I lost myself in books. It was the place I could feel safe. My first love were the Laura Ingalls Wilder books. She had a difficult life as well albeit in a different way, There were blizzards, droughts and wild animals. And, food was always scarce on the prairie. Hunger was real there. Not like in our house where despite my family's limited finances, we always had more than enough to eat. Dad was born right after the Great Depression and lived in an orphanage and like Scarlett O' Hara, he swore he would never go hungry again. But, at least, Laura's Ma and Pa never fought like mine did. There were nights I would read by flashlight and try to imagine myself into her family. I wouldn't want to be Mary. She went blind you know.
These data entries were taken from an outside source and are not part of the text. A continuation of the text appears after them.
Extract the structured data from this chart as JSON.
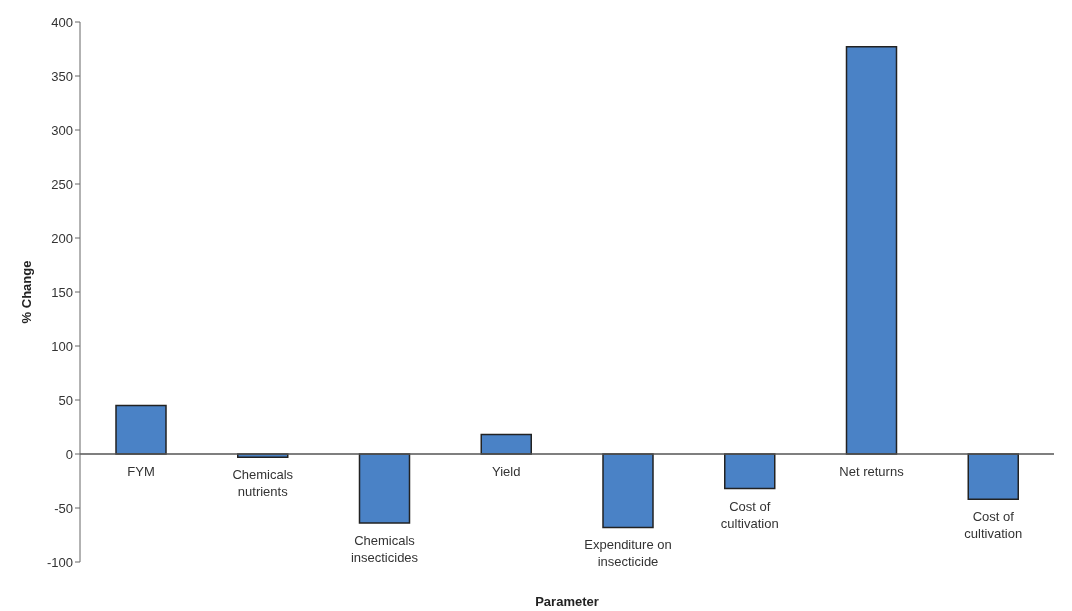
{
  "chart_data": {
    "type": "bar",
    "xlabel": "Parameter",
    "ylabel": "% Change",
    "categories": [
      "FYM",
      "Chemicals nutrients",
      "Chemicals insecticides",
      "Yield",
      "Expenditure on insecticide",
      "Cost of cultivation",
      "Net returns",
      "Cost of cultivation"
    ],
    "values": [
      45,
      -3,
      -64,
      18,
      -68,
      -32,
      377,
      -42
    ],
    "color": "#4a82c6",
    "ylim": [
      -100,
      400
    ],
    "yticks": [
      -100,
      -50,
      0,
      50,
      100,
      150,
      200,
      250,
      300,
      350,
      400
    ],
    "grid": false,
    "legend": false
  }
}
My other love were my mom's Harlequins. I read hundreds of them along with her water stained True Story magazines. And soon, along came Nancy Drew and Judy Blume. Later, I discovered a fantasy world in the Tolkien books and CS Lewis. My favorite book in junior high was Lord of the Flies. It reminded me of my life in a way. The unpredictability of it. The fear. The chaos. I read it over and over, not able to get the image of Piggy's stolen glasses out of my head, He was blind without his glasses.
Life to me has always been an adventure. I suppose I have always imagined myself as a heroine of sorts, The narrator of my own life. There was a time when I created chaos out of nothingness, but I have eventually learned to love a more peaceful existence. I look back at it all wondering where all the time went. Have I actually reached my forties?
I wish I had a child I could read to. I would craft her stories out of thin air, filled with webs, whispers and witches, but in the evening I would make sure she was lulled to sleep in a peaceful existence. For her, the scary stories would only be fantasy, not reality.